How the Republican right hounded Obama

"The fact is, nobody has any information. And his people in the United States don't even know which hospital. His relatives don't even know which hospital he was born in... the fact is, if he wasn't born in this country, he shouldn't be the president of the United States."

Donald Trump, Presidential hopeful

"The public rightfully is still making it an issue. I don't have a problem with that. I don't know if I would have to bother to make it an issue, because I think that members of the electorate still want answers... I think it's a fair question."

Sarah Palin

"It's not my job to tell the American people what to think [about his birth]. Our job in Washington is to listen to the American people...the American people have the right to think what they want to think."
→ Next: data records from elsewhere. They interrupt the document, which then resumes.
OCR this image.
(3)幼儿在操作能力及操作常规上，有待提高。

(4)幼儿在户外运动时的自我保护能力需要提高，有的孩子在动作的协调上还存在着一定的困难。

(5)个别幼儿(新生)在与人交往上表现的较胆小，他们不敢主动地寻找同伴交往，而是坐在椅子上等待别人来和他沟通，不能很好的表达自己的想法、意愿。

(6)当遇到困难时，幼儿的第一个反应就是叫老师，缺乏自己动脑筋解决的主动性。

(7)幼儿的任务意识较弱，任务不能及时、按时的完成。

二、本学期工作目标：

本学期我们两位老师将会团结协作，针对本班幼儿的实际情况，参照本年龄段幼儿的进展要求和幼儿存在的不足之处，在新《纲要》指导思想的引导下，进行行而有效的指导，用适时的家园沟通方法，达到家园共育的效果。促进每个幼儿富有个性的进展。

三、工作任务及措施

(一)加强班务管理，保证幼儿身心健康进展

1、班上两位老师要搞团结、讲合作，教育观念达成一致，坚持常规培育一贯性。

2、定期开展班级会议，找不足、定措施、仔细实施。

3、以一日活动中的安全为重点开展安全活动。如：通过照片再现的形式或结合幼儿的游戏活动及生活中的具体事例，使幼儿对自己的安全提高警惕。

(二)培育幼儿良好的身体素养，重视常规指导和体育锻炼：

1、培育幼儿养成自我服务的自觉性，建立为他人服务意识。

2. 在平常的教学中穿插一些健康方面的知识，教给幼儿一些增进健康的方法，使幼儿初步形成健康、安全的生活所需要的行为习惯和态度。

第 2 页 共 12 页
John Boehner, Speaker of the House

"He lived in Indonesia as a kid. He talked about, you know, the prayer at sunset being one of the most beautiful things... So, he grew up in a foreign country. So some have said, all right, you grew up in Hawaii, it's a constitutional requirement, show us [the birth certificate]. What's the big deal?"

Sean Hannity, Fox News host

"I would love to know more. What I know is troubling enough."

Mike Huckabee

"I know that there's going to be a segment of people for which this issue will not be put to rest. But I'm speaking to the vast majority of the American people, as well as to the press. We do not have time for this kind of silliness. We've got better stuff to do."